Perhaps in the end that is why Eddie Hearn and Matchroom either didn’t or couldn’t give him what he wanted. Perhaps in the end their seeming indifference to Okolie going off on his own says more about his star-making potential, or lack thereof, than it does his undoubted ability as a dangerous WBO cruiserweight belt-holder.

Regardless, Okolie, at 30, is now entering his athletic prime and will be keen to capitalise on his talents and title sooner rather than later. He will know, too, that cruiserweight is rarely the answer to all a boxer’s dreams, particularly financially, and that to ultimately achieve his goal – getting rich – he must now either cast his net wider and look towards heavyweight or, and this is where Riakporhe comes in, embrace the pay-per-view potential of a good, old-fashioned, all-British grudge match.

That, as telegraphed as a tired right hand, would call for moments like Thursday night, and it would also need Okolie to get past the challenge of David Light – an unbeaten and untested New Zealander – on March 25. Do that and it’s likely waiting outside the ring for Okolie will be Riakporhe, who will then, as is custom these days, be invited into the ring to again stir up drama all in the name of a shared windfall later in the year.

Nobody can knock them for that. It’s these days simply how unknown fighters become known and it’s how decent fights become pay-per-view events. Here, it is probably needed as well, irrespective of how tantalising, on paper, a matchup between Okolie and Riakporhe appears. Unfortunately, that has become the way of things now: fights like this one, in order for it to happen, will presumably need to be pitched as a pay-per-view offering, which, as a result, requires a certain amount of needle, backstory and choreography. Gone are the days, sadly, when all you would need are some meaningful wins and a highlight reel to grab the attention of the British public. Gone are the days when a rivalry was something organic and protracted, as opposed to something concocted in a boardroom over a sushi lunch.


FINALLY, a quick word on the tragic passing of Ron Lewis, a journalist who would have loved to watch a fight like Okolie vs Riakporhe yet would have rolled his eyes at the sight of them scrapping in a cinema foyer ahead of it.

He, like so many of us, was someone both enraptured and repulsed by the sport in equal measure. However, unlike some of us, Ron was able to maintain a giddy enthusiasm for fights and for fighters, which ensured he was an ever-present on fight night and during fight week, and, moreover, the last time I saw him (at a media roundtable with promoter Eddie Hearn) a reassuring presence in an age of dishonesty, disposability, filmed content and little in the way of considered thought, patience and education.
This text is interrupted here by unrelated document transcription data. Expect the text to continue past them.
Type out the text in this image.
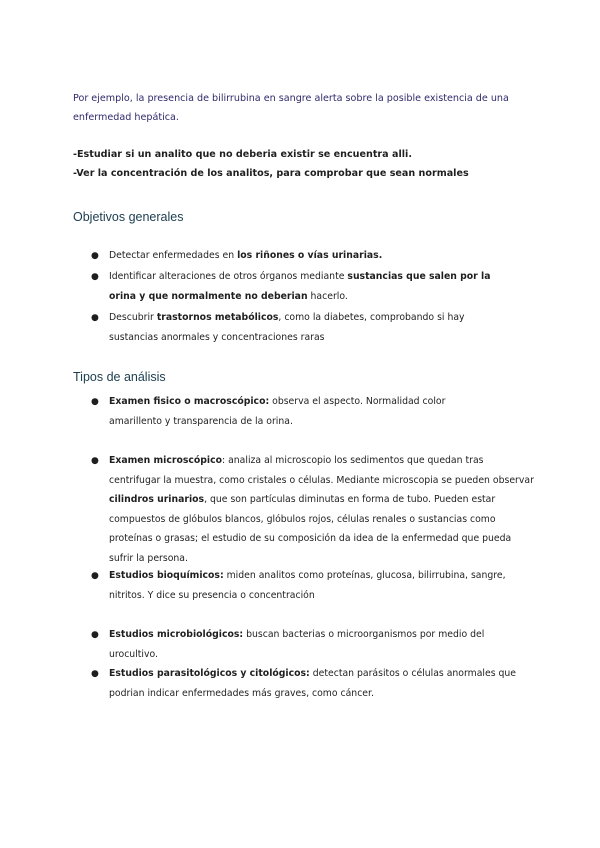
Por ejemplo, la presencia de bilirrubina en sangre alerta sobre la posible existencia de una enfermedad hepática.
-Estudiar si un analito que no deberia existir se encuentra alli.
-Ver la concentración de los analitos, para comprobar que sean normales
Objetivos generales
● Detectar enfermedades en los riñones o vías urinarias.
● Identificar alteraciones de otros órganos mediante sustancias que salen por la orina y que normalmente no deberian hacerlo.
● Descubrir trastornos metabólicos, como la diabetes, comprobando si hay sustancias anormales y concentraciones raras
Tipos de análisis
● Examen fisico o macroscópico: observa el aspecto. Normalidad color amarillento y transparencia de la orina.
● Examen microscópico: analiza al microscopio los sedimentos que quedan tras centrifugar la muestra, como cristales o células. Mediante microscopia se pueden observar cilindros urinarios, que son partículas diminutas en forma de tubo. Pueden estar compuestos de glóbulos blancos, glóbulos rojos, células renales o sustancias como proteínas o grasas; el estudio de su composición da idea de la enfermedad que pueda sufrir la persona.
● Estudios bioquímicos: miden analitos como proteínas, glucosa, bilirrubina, sangre, nitritos. Y dice su presencia o concentración
● Estudios microbiológicos: buscan bacterias o microorganismos por medio del urocultivo.
● Estudios parasitológicos y citológicos: detectan parásitos o células anormales que podrian indicar enfermedades más graves, como cáncer.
A mainstay in the best way, Ron Lewis was a throwback. He listened, he learned, and he really cared, even at a time when it is both easier and perhaps healthier not to. Indeed, back in 2008 I can still remember distributing a press release on behalf of the now-defunct Hayemaker Boxing outlining details of a Derry Mathews fight, shortly after which I received a blunt response from Ron telling me it was “Mathews” and not “Matthews” as I had initially written.

Being so young I first dismissed this cranky old journalist’s correction as rude or, worse, an attempt to put me in my place having seen me in and around ringside a lot during my teenage years. Yet what I later realised was that Ron was simply doing me a favour; teaching me a lesson, at 21, I no doubt needed to learn. More than that, though, so deep was his love for the boxers he covered, Ron was that day doing Derry Mathews a favour, keen, as always, to fight for the fighters and make sure they received the credit and attention they deserve.